Entró al bar con una solera que desnudaba unos hombros perfectos. Aros pequeños en forma de corazón, un brillo manso en la mirada. Era de ensueño. Se acodó en la barra y pidió una copa de vino.
—¿Mientras lo esperamos?
—Mientras lo recuerdo —dijo y mi sonrisa quedó trunca. Levantó las cejas para alejar mi incomodidad y un pedido desde el otro extremo me sacó del apuro. Serví el trago y la miré de reojo. Ella bebía sorbos pequeños, humedeciéndose los labios.
Sumaban minutos, cambiaban los parroquianos y ella seguía acodada en la barra. Me hizo una seña por otra copa. “Va por cuenta de la casa”, invité. Bajó las pestañas y agradeció. Bebió otro trago y posó el vaso sobre la madera. Desde el chocolate de sus ojos dijo:
—Lo conocí en este bar… cuando todavía no tenía este nombre ni categoría. Trabajaba como dama de compañía para terminar la facultad y él intentaba convencerse de que llevaba una vida feliz, con una esposa a la que no amaba y unos perfectos desconocidos que decían ser sus hijos.
Hizo una pausa y bebió otro sorbo. Fui por la botella y se la dejé enfrente, no sin antes servirme una copa. Su piel emanaba un aroma agridulce, de melancolía recurrente o lapidaria resignación. Desde la caja, el dueño me miró y negó con la cabeza. “Deberías cobrar por escuchar”, recordé.
—Acá nos enamoramos, antes de cruzar al motel de enfrente.

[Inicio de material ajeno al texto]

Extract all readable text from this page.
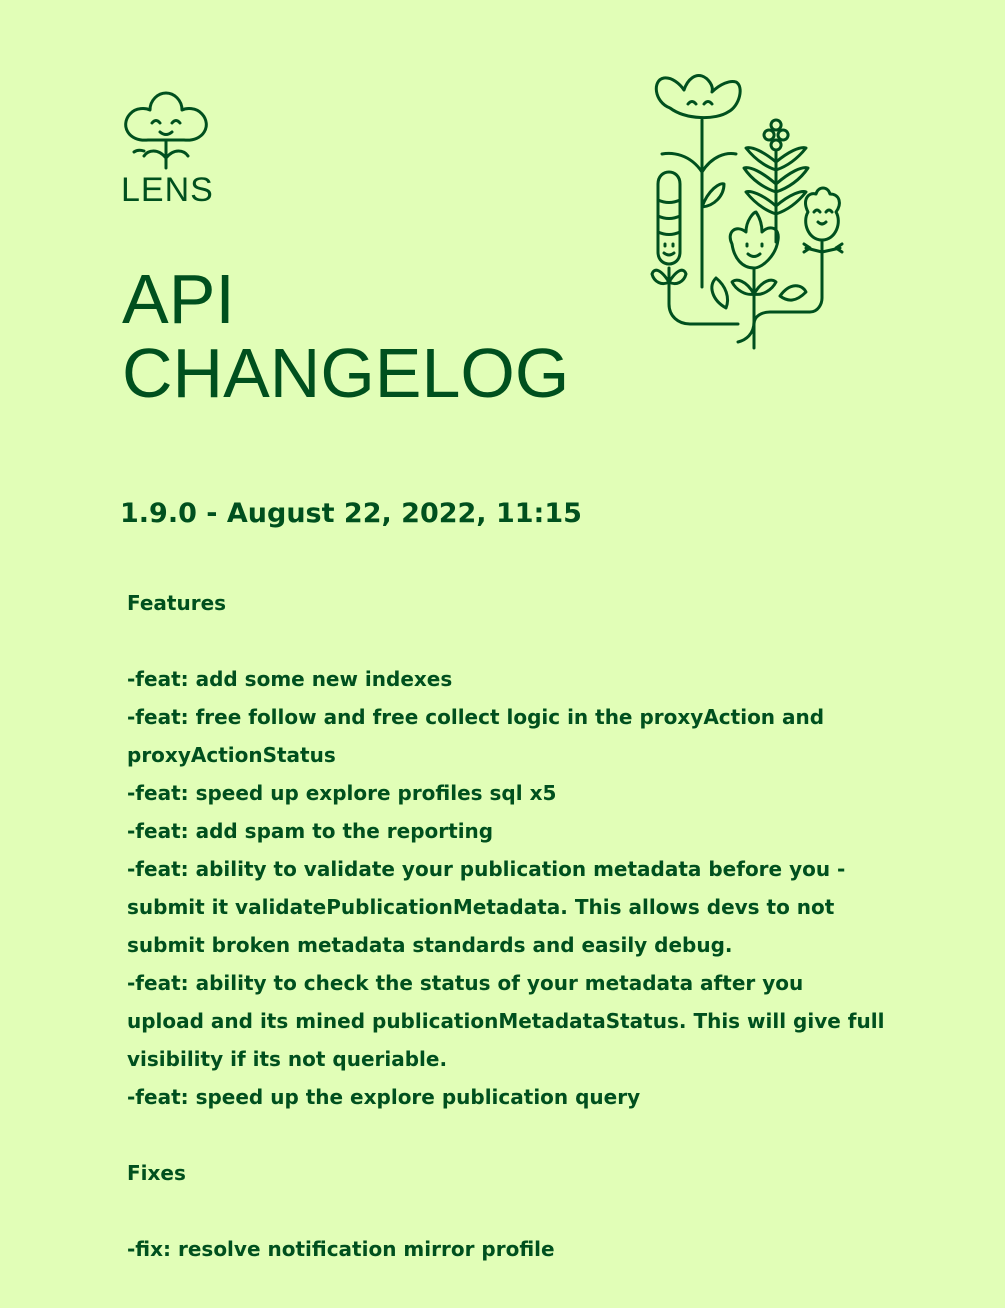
LENS
API
CHANGELOG
1.9.0 - August 22, 2022, 11:15
Features
-feat: add some new indexes
-feat: free follow and free collect logic in the proxyAction and
proxyActionStatus
-feat: speed up explore profiles sql x5
-feat: add spam to the reporting
-feat: ability to validate your publication metadata before you -
submit it validatePublicationMetadata. This allows devs to not
submit broken metadata standards and easily debug.
-feat: ability to check the status of your metadata after you
upload and its mined publicationMetadataStatus. This will give full
visibility if its not queriable.
-feat: speed up the explore publication query
Fixes
-fix: resolve notification mirror profile
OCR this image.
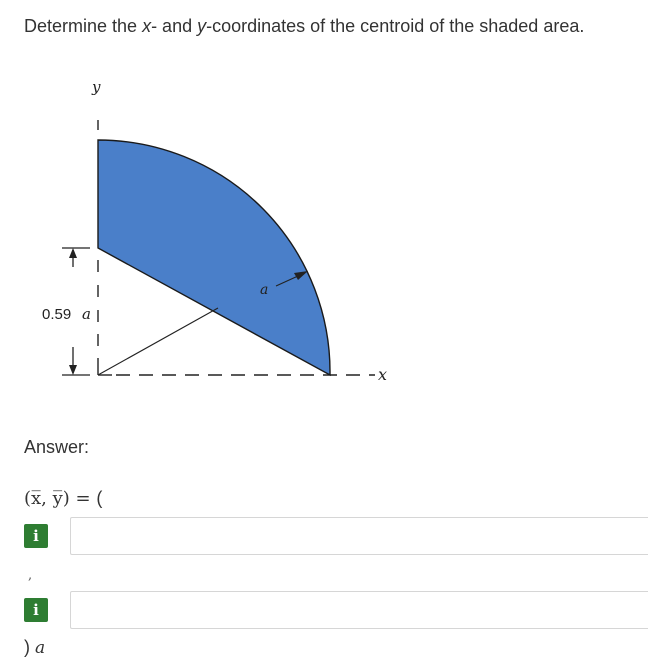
Determine the x- and y-coordinates of the centroid of the shaded area.
a
y
x
0.59 a
Answer:
(x̅, y̅) = (
i
,
i
) a
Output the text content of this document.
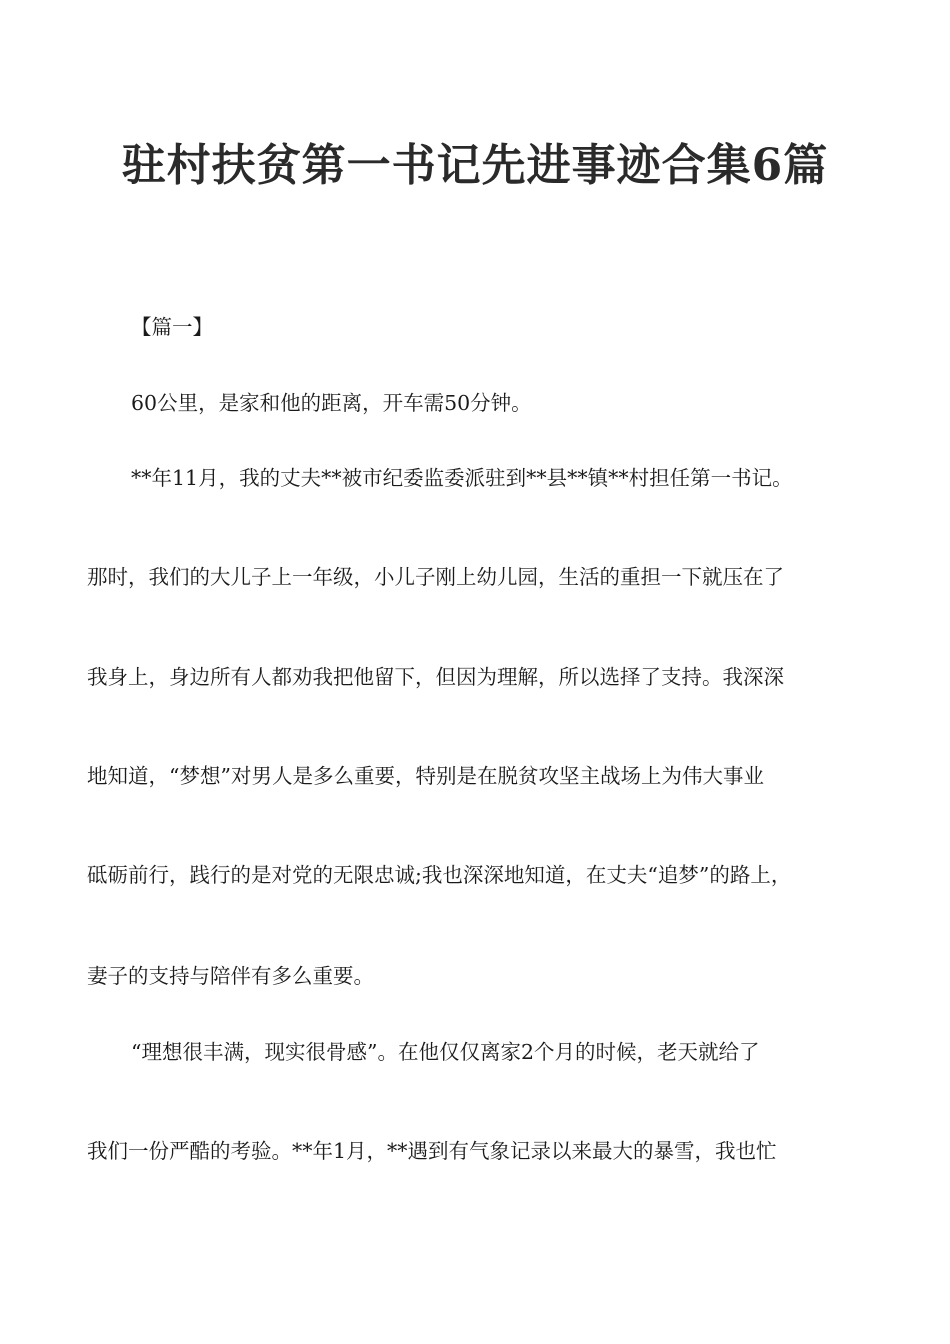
驻村扶贫第一书记先进事迹合集6篇
【篇一】
60公里，是家和他的距离，开车需50分钟。
**年11月，我的丈夫**被市纪委监委派驻到**县**镇**村担任第一书记。
那时，我们的大儿子上一年级，小儿子刚上幼儿园，生活的重担一下就压在了
我身上，身边所有人都劝我把他留下，但因为理解，所以选择了支持。我深深
地知道，“梦想”对男人是多么重要，特别是在脱贫攻坚主战场上为伟大事业
砥砺前行，践行的是对党的无限忠诚;我也深深地知道，在丈夫“追梦”的路上，
妻子的支持与陪伴有多么重要。
“理想很丰满，现实很骨感”。在他仅仅离家2个月的时候，老天就给了
我们一份严酷的考验。**年1月，**遇到有气象记录以来最大的暴雪，我也忙
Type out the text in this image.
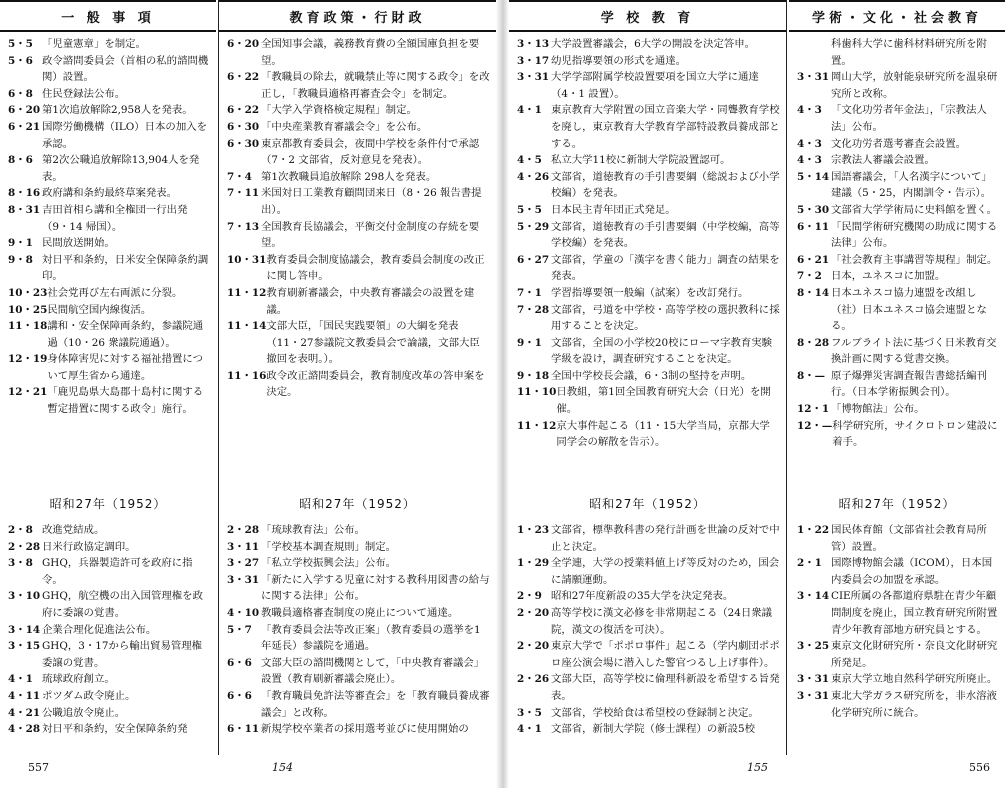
一 般 事 項
5・5 「児童憲章」を制定。
5・6 政令諮問委員会（首相の私的諮問機関）設置。
6・8 住民登録法公布。
6・20 第1次追放解除2,958人を発表。
6・21 国際労働機構（ILO）日本の加入を承認。
8・6 第2次公職追放解除13,904人を発表。
8・16 政府講和条約最終草案発表。
8・31 吉田首相ら講和全権団一行出発（9・14 帰国）。
9・1 民間放送開始。
9・8 対日平和条約，日米安全保障条約調印。
10・23 社会党再び左右両派に分裂。
10・25 民間航空国内線復活。
11・18 講和・安全保障両条約，参議院通過（10・26 衆議院通過）。
12・19 身体障害児に対する福祉措置について厚生省から通達。
12・21 「鹿児島県大島郡十島村に関する暫定措置に関する政令」施行。
昭和27年（1952）
2・8 改進党結成。
2・28 日米行政協定調印。
3・8 GHQ，兵器製造許可を政府に指令。
3・10 GHQ，航空機の出入国管理権を政府に委譲の覚書。
3・14 企業合理化促進法公布。
3・15 GHQ，3・17から輸出貿易管理権委譲の覚書。
4・1 琉球政府創立。
4・11 ポツダム政令廃止。
4・21 公職追放令廃止。
4・28 対日平和条約，安全保障条約発
教育政策・行財政
6・20 全国知事会議，義務教育費の全額国庫負担を要望。
6・22 「教職員の除去，就職禁止等に関する政令」を改正し，「教職員適格再審査会令」を制定。
6・22 「大学入学資格検定規程」制定。
6・30 「中央産業教育審議会令」を公布。
6・30 東京都教育委員会，夜間中学校を条件付で承認（7・2 文部省，反対意見を発表）。
7・4 第1次教職員追放解除 298人を発表。
7・11 米国対日工業教育顧問団来日（8・26 報告書提出）。
7・13 全国教育長協議会，平衡交付金制度の存続を要望。
10・31 教育委員会制度協議会，教育委員会制度の改正に関し答申。
11・12 教育刷新審議会，中央教育審議会の設置を建議。
11・14 文部大臣，「国民実践要領」の大綱を発表（11・27参議院文教委員会で論議，文部大臣撤回を表明。）。
11・16 政令改正諮問委員会，教育制度改革の答申案を決定。
昭和27年（1952）
2・28 「琉球教育法」公布。
3・11 「学校基本調査規則」制定。
3・27 「私立学校振興会法」公布。
3・31 「新たに入学する児童に対する教科用図書の給与に関する法律」公布。
4・10 教職員適格審査制度の廃止について通達。
5・7 「教育委員会法等改正案」（教育委員の選挙を1年延長）参議院を通過。
6・6 文部大臣の諮問機関として，「中央教育審議会」設置（教育刷新審議会廃止）。
6・6 「教育職員免許法等審査会」を「教育職員養成審議会」と改称。
6・11 新規学校卒業者の採用選考並びに使用開始の
557	154
学 校 教 育
3・13 大学設置審議会，6大学の開設を決定答申。
3・17 幼児指導要領の形式を通達。
3・31 大学学部附属学校設置要項を国立大学に通達（4・1 設置）。
4・1 東京教育大学附置の国立音楽大学・同聾教育学校を廃し，東京教育大学教育学部特設教員養成部とする。
4・5 私立大学11校に新制大学院設置認可。
4・26 文部省，道徳教育の手引書要綱（総説および小学校編）を発表。
5・5 日本民主青年団正式発足。
5・29 文部省，道徳教育の手引書要綱（中学校編，高等学校編）を発表。
6・27 文部省，学童の「漢字を書く能力」調査の結果を発表。
7・1 学習指導要領一般編（試案）を改訂発行。
7・28 文部省，弓道を中学校・高等学校の選択教科に採用することを決定。
9・1 文部省，全国の小学校20校にローマ字教育実験学級を設け，調査研究することを決定。
9・18 全国中学校長会議，6・3制の堅持を声明。
11・10 日教組，第1回全国教育研究大会（日光）を開催。
11・12 京大事件起こる（11・15大学当局，京都大学同学会の解散を告示）。
昭和27年（1952）
1・23 文部省，標準教科書の発行計画を世論の反対で中止と決定。
1・29 全学連，大学の授業料値上げ等反対のため，国会に請願運動。
2・9 昭和27年度新設の35大学を決定発表。
2・20 高等学校に漢文必修を非常期起こる（24日衆議院，漢文の復活を可決）。
2・20 東京大学で「ポポロ事件」起こる（学内劇団ポポロ座公演会場に潜入した警官つるし上げ事件）。
2・26 文部大臣，高等学校に倫理科新設を希望する旨発表。
3・5 文部省，学校給食は希望校の登録制と決定。
4・1 文部省，新制大学院（修士課程）の新設5校
学術・文化・社会教育
科歯科大学に歯科材料研究所を附置。
3・31 岡山大学，放射能泉研究所を温泉研究所と改称。
4・3 「文化功労者年金法」，「宗教法人法」公布。
4・3 文化功労者選考審査会設置。
4・3 宗教法人審議会設置。
5・14 国語審議会，「人名漢字について」建議（5・25，内閣訓令・告示）。
5・30 文部省大学学術局に史料館を置く。
6・11 「民間学術研究機関の助成に関する法律」公布。
6・21 「社会教育主事講習等規程」制定。
7・2 日本，ユネスコに加盟。
8・14 日本ユネスコ協力連盟を改組し（社）日本ユネスコ協会連盟となる。
8・28 フルブライト法に基づく日米教育交換計画に関する覚書交換。
8・— 原子爆弾災害調査報告書総括編刊行。（日本学術振興会刊）。
12・1 「博物館法」公布。
12・— 科学研究所，サイクロトロン建設に着手。
昭和27年（1952）
1・22 国民体育館（文部省社会教育局所管）設置。
2・1 国際博物館会議（ICOM），日本国内委員会の加盟を承認。
3・14 CIE所属の各都道府県駐在青少年顧問制度を廃止，国立教育研究所附置青少年教育部地方研究員とする。
3・25 東京文化財研究所・奈良文化財研究所発足。
3・31 東京大学立地自然科学研究所廃止。
3・31 東北大学ガラス研究所を，非水溶液化学研究所に統合。
155	556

Me convenció para que dejara el exclusivo servicio de acompañantes y me consiguió un trabajo en su empresa. Fueron meses de mucha dicha, pero como todo, no podía durar.
—No se animó a dejar a su familia —interrumpí.
Ella sonrió. Una sonrisa que desnudaba una certeza clara.
—Al contrario. Estaba a punto de confesárselo a su esposa, cuando surgió aquel viaje. “A la vuelta hablo con ella”, me aseguró en esta misma barra, casi en este mismo lugar. Y pensé que la felicidad era posible. Pero el avión de LAPA nunca logró despegar de Aeroparque, fue otro de los sesenta y cinco muertos —sentenció con amargura.
Un incómodo silencio se alojó entre nosotros. Serví el resto del malbec y recordé la tragedia y la impunidad que a veces parece habitarnos como país. Entrechocamos copas. Un tintinear fúnebre habitado por recuerdos.
—¿Cuánto te debo?
—Nada, invita la casa.
—Gracias. Vine a despedirme. Dejo la ciudad —aclaró.
—¿Adónde vas?
—Todavía no lo sé, pero lejos, necesito huir de aquí.
—Espero que puedas desterrar esa tristeza.
—Yo también —coincidió— y se inclinó hacia delante, besándome en la mejilla. —Por escucharme—. Se retiró en silencio.
Nunca más la vi. A veces me dejaba tentar por la ingenuidad y soñaba con que llegaría de improviso y me pediría su malbec. Pero aprendí que la esperanza se vende al mejor postor y ya casi no pago por ella.
Hoy entendí por qué no regresaría. Un escalofrío me recorrió el cuerpo cuando el televisor me devolvió su rostro, la solera y los aros en forma de corazones entre las víctimas fatales del vuelo.
Sé que es una locura, pero ella estuvo aquí.
¿Cuál sería su pareja? Pensé en esa felicidad trunca y en las muertes evitables, como si nunca hubiésemos aprendido nada. Alguien pide un whisky, de los caros. Me sirvo una medida para mí y le alcanzo la suya. En la tevé pasan del siniestro a la nueva fecha del fútbol argentino y el posible campeonato para un equipo del interior.
(Texto que tiene su tiempo, con leves correcciones).